As her knees gave out Hadrian stepped forward to catch her in his arms. He smiled down at her, while she looked confusedly back up at him. “Well done, Adjutant,” he said.
She frowned. “Captain?”
He helped her stand again. “As a mindless shell housing an alien diagnostic download you were simply superb. Too bad about the hair, though.”
Her hand slid up her brow to find the depilated pate above it. “What? Where’s my—who did this to me?”
“Defragmentation program meets biological unit,” said Hadrian, shrugging. “Rest assured I’ll be attaching a commendation to your service record, Adjutant. Your initiation of Alien Contact protocol was exemplary. Well done.”
While Tighe stared blankly at Hadrian, Sin-Dour said, “Captain! Atmosphere is leaking away! This energy manifestation is dissolving!”
Printlip, meanwhile, had pried loose a tile, reaching down to pick up a gnawed bone.
Seeing this, Spark leapt at him. “Ball! Fun! Kick! Bite!”
Dropping the bone, Printlip shrieked.
“Leave him alone, Spark,” Hadrian said in his command voice.
The robot guard dog’s ratty broken tail dipped. “Haddie no fun.”
“Come on, Spark, we have to head back to the ship.”
“Ship? Beam me up! Beam me up! Kill! Kill command, Haddie?”
“Not yet, Spark, but give it time.”
“Aaagh!” screamed Tammy. “The Mad Dog has returned!”
* * *
One hundred thousand klicks away and employing the latest stealth technology, the Century Warbler sat motionless in space, a raptor hiding in the darkness.
On the bridge and seated majestically in his command chair, Captain Hans Olo sighed and leaned back.
“It’s confirmed, sir,” said his Science Officer. “The wave front is dissipating, and the Polker warship has left the region.”
“So,” murmured Olo, “the bastard’s done it again.” He ran perfectly manicured fingers through his thick, wavy hair.
Beside him, Agent Rand Humblenot chuckled. “And so the universal hatred among all Fleet captains for Hadrian Alan Sawback ratchets up yet another notch.”
Hans Olo grimaced. “Your point?”
“True enough, crass envy is a base emotion that is highly valuable when feeding your sense of self-righteous indignation. That said, for your peace of mind, Captain, might I recommend a rabid libertarian objectivist stance of cold-hearted disdain for all humanity barring the prick in the mirror. But be warned, a stricter adherence to my namesake will inevitably lead to the complete meltdown of all interpersonal relationships, concluding with all of your loved ones pointing guns at you and each other. Survive that and you can end life alone and miserable, whining about how you were so misunderstood.”

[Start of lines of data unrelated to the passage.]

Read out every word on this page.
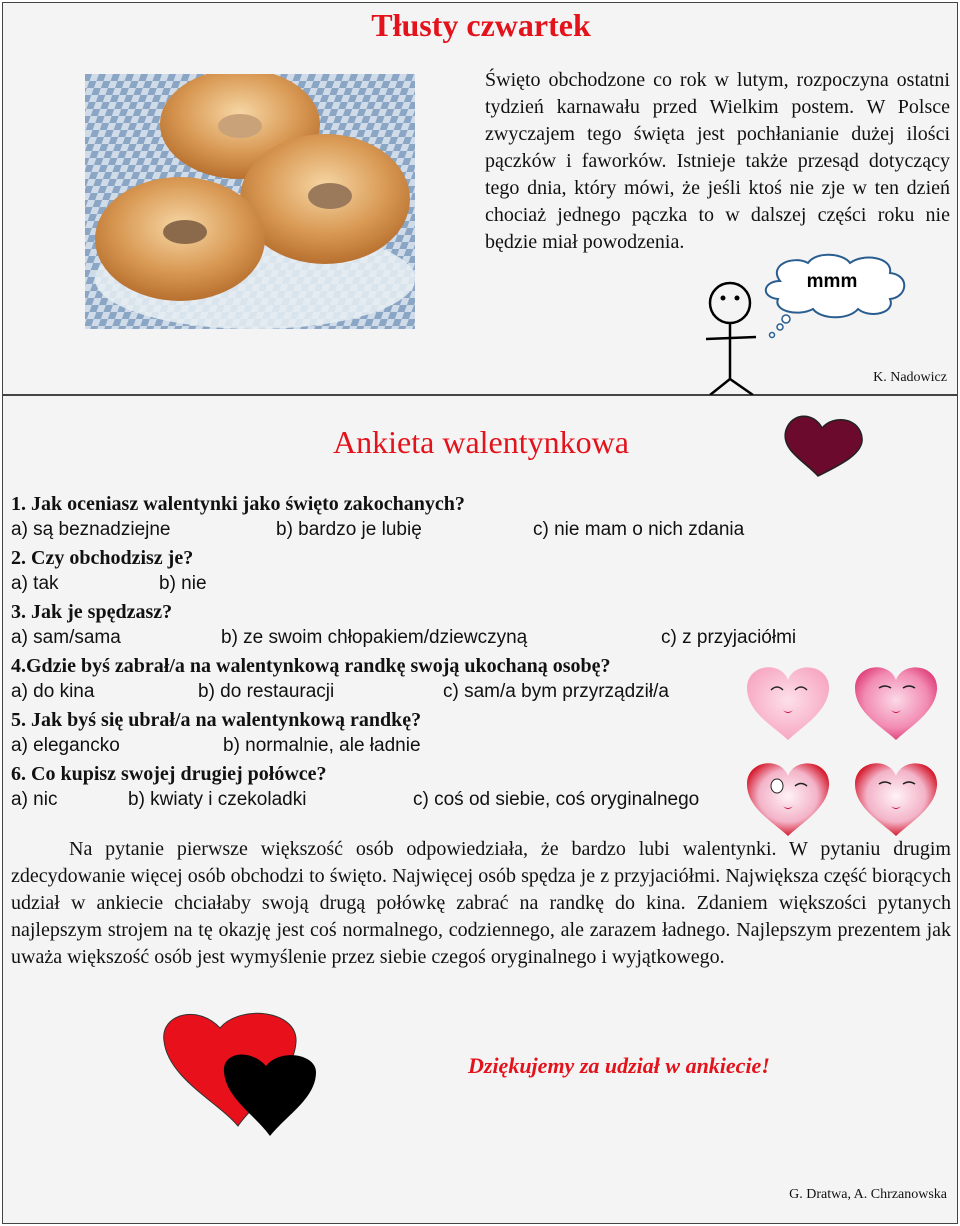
Tłusty czwartek
Święto obchodzone co rok w lutym, rozpoczyna ostatni tydzień karnawału przed Wielkim postem. W Polsce zwyczajem tego święta jest pochłanianie dużej ilości pączków i faworków. Istnieje także przesąd dotyczący tego dnia, który mówi, że jeśli ktoś nie zje w ten dzień chociaż jednego pączka to w dalszej części roku nie będzie miał powodzenia.
mmm
K. Nadowicz
Ankieta walentynkowa
1. Jak oceniasz walentynki jako święto zakochanych?
a) są beznadziejne	b) bardzo je lubię	c) nie mam o nich zdania
2. Czy obchodzisz je?
a) tak	b) nie
3. Jak je spędzasz?
a) sam/sama	b) ze swoim chłopakiem/dziewczyną	c) z przyjaciółmi
4.Gdzie byś zabrał/a na walentynkową randkę swoją ukochaną osobę?
a) do kina	b) do restauracji	c) sam/a bym przyrządził/a
5. Jak byś się ubrał/a na walentynkową randkę?
a) elegancko	b) normalnie, ale ładnie
6. Co kupisz swojej drugiej połówce?
a) nic	b) kwiaty i czekoladki	c) coś od siebie, coś oryginalnego
Na pytanie pierwsze większość osób odpowiedziała, że bardzo lubi walentynki. W pytaniu drugim zdecydowanie więcej osób obchodzi to święto. Najwięcej osób spędza je z przyjaciółmi. Największa część biorących udział w ankiecie chciałaby swoją drugą połówkę zabrać na randkę do kina. Zdaniem większości pytanych najlepszym strojem na tę okazję jest coś normalnego, codziennego, ale zarazem ładnego. Najlepszym prezentem jak uważa większość osób jest wymyślenie przez siebie czegoś oryginalnego i wyjątkowego.
Dziękujemy za udział w ankiecie!
G. Dratwa, A. Chrzanowska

Hans Olo studied the agent for a long moment. “Your namesake, huh? You poor bastard.”
“Tell me about it.” Rand Humblenot shrugged and strode from the bridge.
The Captain abruptly rose to his feet. “Number Two, I’ll be in the Maxifit Death Delayer Exercise Machine. Inform me when the Willful Child gets underway. You have the bridge.”
“Yes sir!” said Second-in-Command Frank Worship. His eyes shone as he tracked his captain, who seemed to glide effortlessly toward the doorway, which parted like some biblical sea to his egress. Moments later, in his absence, depression descended upon Frank with the weight of the universe. He bit back a sob and sank into the chair, still warmed by the captain’s blessed presence. At least this time he hadn’t fainted.
At the Science Station, Lieutenant Janice Reasonable surreptitiously pulled out a small ragged doll bearing an astonishing resemblance to her captain, and began sticking pins in it.